I think it is virtually impossible today to create a product with the scope of Xpeditor from scratch. Building your own infrastructure, databases, networks, social, mobile, and keeping up with the rapid pace of technological innovation just doesn’t make a whole lot of sense. Salesforce was an obvious choice for us, since it provides all the functionality you need to build – and run – your product out-the-box. And they have hundreds of thousands of clients and millions of users, so they can afford to have the best infrastructure, the best security, develop bleeding edge technology. This way, we get to keep our focus solely on Xpeditor functionality, and users can be assured that they have the power of salesforce.com to ensure availability, performance, scalability – the list is long. And Xpeditor gets to take immediate advantage of the continual stream of enhancements made to the platform by Salesforce.
So this means you get social, mobile, cloud & big data and other modern technical advantages, but you are stuck if you are not a Salesforce client already?
Every Xpeditor user requires a Salesforce license of some kind – like CRM, platform, community, Chatter.
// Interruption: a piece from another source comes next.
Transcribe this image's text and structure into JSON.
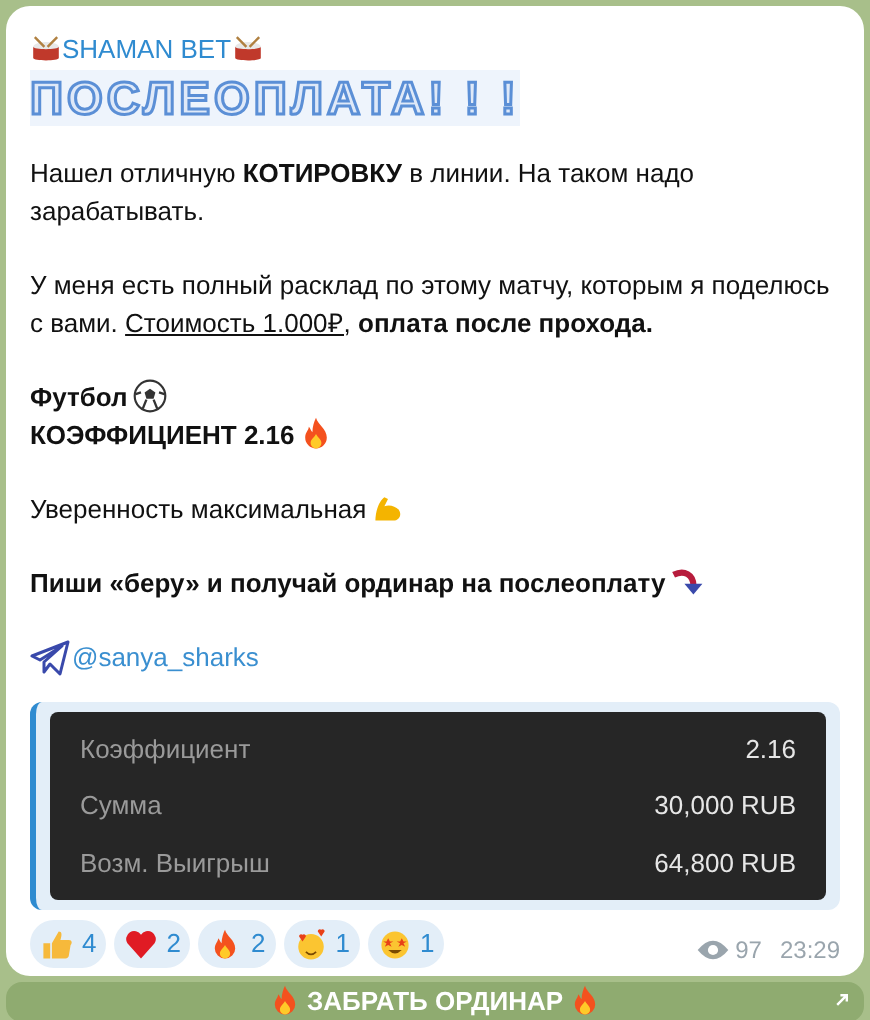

But organizations that don’t already use Salesforce can purchase a version of Xpeditor that includes an embedded Salesforce license. So the product is absolutely not restricted to companies using Salesforce.
Sounds good in theory. Who’s using it?
One of our early clients is one of the world’s largest clinical research organizations. They run drug trials across the globe. They have literally hundreds of projects running concurrently. The projects are based on processes that include hundreds of steps and many levels of flows within flows. The steps are executed over multiple years by a mixture of employees, vendors, partners and contractors, and a change in one project can impact many other projects. In this kind of environment, it is very difficult to get complete visibility over all projects, and know, in real-time, who is doing what when. This makes it extremely difficult to identify critical changes and their impact across the projects. Xpeditor is providing them with this kind of capability for the first time.